Measuring point arrangement of vehicle system

The data collected by the sensor contains some noises and anomalies, so it needs to be preprocessed. The abnormal data caused by the road cracks and other reasons are extracted, and the data satisfying the normal distribution is used to fill it, and the effective data after cleaning is obtained. The five-point cubic smoothing method is a method of smoothing discrete data by using the least square method. The main purpose of this method is to reduce the high frequency random noise mixed with vibration signal. In this paper, five point cubic smoothing method is used to remove noise and trend items.

The load recognition model established in this paper is applied to Shanghai Pujiang APM300 vehicle to verify the model recognition effect. Using the collected data, the sample set of the radial force load identification model of the walking wheel was established, and the sample sets including 475,000 samples were finally obtained. The 1D CNN-BiGRU model was built on the Keras framework and trained. Meanwhile, ANN, LSTM, CNN and other models were trained for effect comparison.

The error of ANN and LSTM models is larger, reaching more than 0.4, while that of CNN is more than 0.3. The final test set MSE of the model proposed in this chapter reached 0.2236, which decreased by 41% compared with other models.
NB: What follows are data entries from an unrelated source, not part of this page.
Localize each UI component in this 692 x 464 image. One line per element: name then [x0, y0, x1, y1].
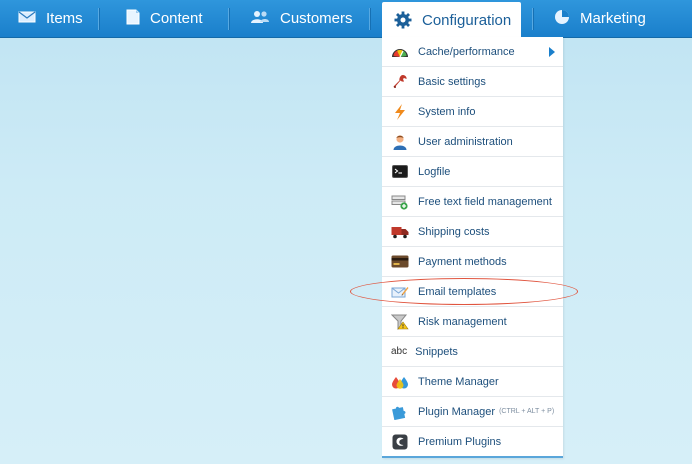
menu-item-label: Risk management — [418, 315, 507, 328]
user-icon — [391, 133, 409, 151]
menu-item-label: System info — [418, 105, 476, 118]
nav-divider — [532, 8, 534, 30]
menu-item-system-info[interactable]: System info — [382, 97, 563, 127]
lightning-icon — [391, 103, 409, 121]
menu-item-label: Free text field management — [418, 195, 552, 208]
nav-marketing[interactable]: Marketing — [554, 0, 646, 37]
menu-item-label: Shipping costs — [418, 225, 490, 238]
menu-item-free-text-field-management[interactable]: Free text field management — [382, 187, 563, 217]
menu-item-label: Payment methods — [418, 255, 507, 268]
menu-item-label: Basic settings — [418, 75, 486, 88]
menu-item-cache-performance[interactable]: Cache/performance — [382, 37, 563, 67]
pie-chart-icon — [554, 9, 570, 29]
menu-item-theme-manager[interactable]: Theme Manager — [382, 367, 563, 397]
menu-item-label: Snippets — [415, 345, 458, 358]
abc-icon-text: abc — [391, 346, 408, 357]
nav-divider — [98, 8, 100, 30]
menu-item-basic-settings[interactable]: Basic settings — [382, 67, 563, 97]
nav-configuration-label: Configuration — [422, 11, 512, 29]
menu-item-plugin-manager[interactable]: Plugin Manager (CTRL + ALT + P) — [382, 397, 563, 427]
terminal-icon — [391, 163, 409, 181]
menu-item-label: Cache/performance — [418, 45, 515, 58]
menu-item-label: Email templates — [418, 285, 497, 298]
menu-item-label: Logfile — [418, 165, 451, 178]
menu-item-logfile[interactable]: Logfile — [382, 157, 563, 187]
gear-icon — [394, 11, 412, 29]
speedometer-icon — [391, 43, 409, 61]
color-drops-icon — [391, 373, 409, 391]
menu-item-payment-methods[interactable]: Payment methods — [382, 247, 563, 277]
wrench-icon — [391, 73, 409, 91]
funnel-warning-icon — [391, 313, 409, 331]
top-navigation-bar: Items Content Customers Marketing — [0, 0, 692, 38]
menu-item-user-administration[interactable]: User administration — [382, 127, 563, 157]
configuration-dropdown-menu: Cache/performance Basic settings System … — [382, 37, 563, 458]
nav-items[interactable]: Items — [18, 0, 83, 37]
keyboard-shortcut-hint: (CTRL + ALT + P) — [499, 408, 555, 415]
field-add-icon — [391, 193, 409, 211]
menu-item-snippets[interactable]: abc Snippets — [382, 337, 563, 367]
nav-marketing-label: Marketing — [580, 10, 646, 27]
nav-content[interactable]: Content — [126, 0, 203, 37]
nav-divider — [228, 8, 230, 30]
nav-configuration[interactable]: Configuration — [382, 2, 521, 38]
menu-item-label: User administration — [418, 135, 513, 148]
menu-item-risk-management[interactable]: Risk management — [382, 307, 563, 337]
menu-item-label: Plugin Manager — [418, 405, 496, 418]
submenu-arrow-icon — [549, 47, 555, 57]
truck-icon — [391, 223, 409, 241]
page-icon — [126, 9, 140, 29]
menu-item-label: Theme Manager — [418, 375, 499, 388]
mail-icon — [18, 10, 36, 28]
shopware-logo-icon — [391, 433, 409, 451]
puzzle-icon — [391, 403, 409, 421]
menu-item-shipping-costs[interactable]: Shipping costs — [382, 217, 563, 247]
menu-item-premium-plugins[interactable]: Premium Plugins — [382, 427, 563, 456]
nav-content-label: Content — [150, 10, 203, 27]
nav-customers-label: Customers — [280, 10, 353, 27]
nav-customers[interactable]: Customers — [250, 0, 353, 37]
nav-items-label: Items — [46, 10, 83, 27]
nav-divider — [369, 8, 371, 30]
menu-item-label: Premium Plugins — [418, 435, 502, 448]
abc-icon: abc — [391, 343, 407, 361]
menu-item-email-templates[interactable]: Email templates — [382, 277, 563, 307]
credit-card-icon — [391, 253, 409, 271]
envelope-pencil-icon — [391, 283, 409, 301]
users-icon — [250, 10, 270, 28]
The above results prove that the 1DCNN-BiGRu chapter model proposed in this paper can deal with the actual noisy signal, the identification error is small, the accuracy is higher than other models, and has higher engineering application value.
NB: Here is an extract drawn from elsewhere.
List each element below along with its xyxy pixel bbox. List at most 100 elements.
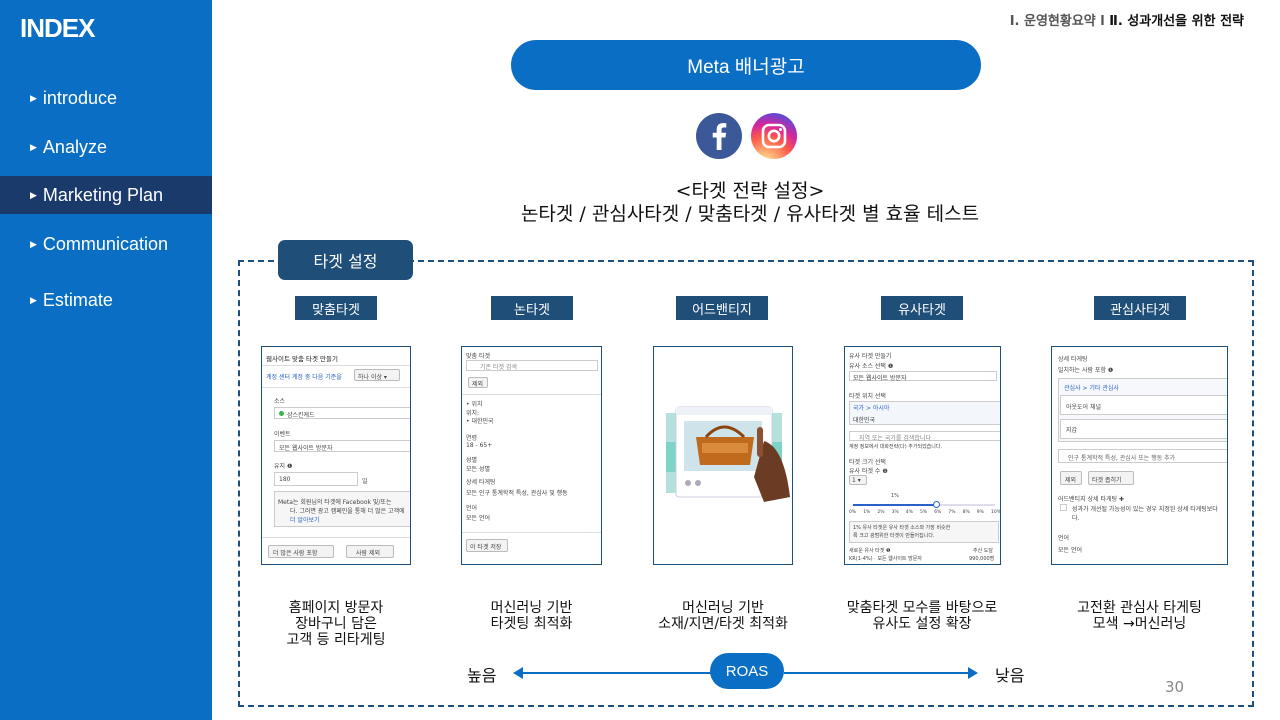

Figure 13 shows the comparison results between the actual radial force of running wheels and the predicted values of each model in a test set. The test set is the data within 10 s of continuous running of vehicles under this working condition, with a sampling frequency of 100 Hz, and 1000 samples in total. It can be seen from Fig. 13 that the predicted result of the model in this chapter is closest to the actual value of the radial force of the traveling wheel, with the smallest error.

Fig. 13
figure 13

Prediction results of different models

6 Conclusion

In this study, a load identification method based on the 1D CNN–BiGRU neural network was proposed. A feature set containing multiple sources of information, such as vehicle vibration response, vehicle position, and running status, was constructed to make full use of the data mining advantages of CNN to extract the potential connections of discontinuous data in the high-dimensional space. The BiGRU network was used to capture features in both directions to better extract implicit information from the time-series data. The integration of the CNN and BiGRU greatly enhanced the spatial and temporal feature extraction capability for multidimensional time-series data.

The construction methods of a training set were studied. The input of the training set was selected based on observability and could be directly compared with the KF discrimination results. In this study, the samples were constructed with multiple time steps as input and single time step as output and were sampled by time segment, so that each sample retained sufficient feature information in the dimension of time. The use of feature prediction output at a time segment rather than an individual moment effectively prevented the actual phase difference between measurement points and the possible corruption or anomaly of data at an individual moment, resulting in stronger model robustness.

This study introduced several metrics to evaluate the application value of the model, including its prediction accuracy, its generalization performance under different operating conditions, and its robustness to input data of different SNRs. The results showed that the proposed method had higher prediction accuracy, better generalization performance, and stronger robustness than KF and other network models. It indicated that the proposed method could be applied to load identification under various operating conditions and noisy environments.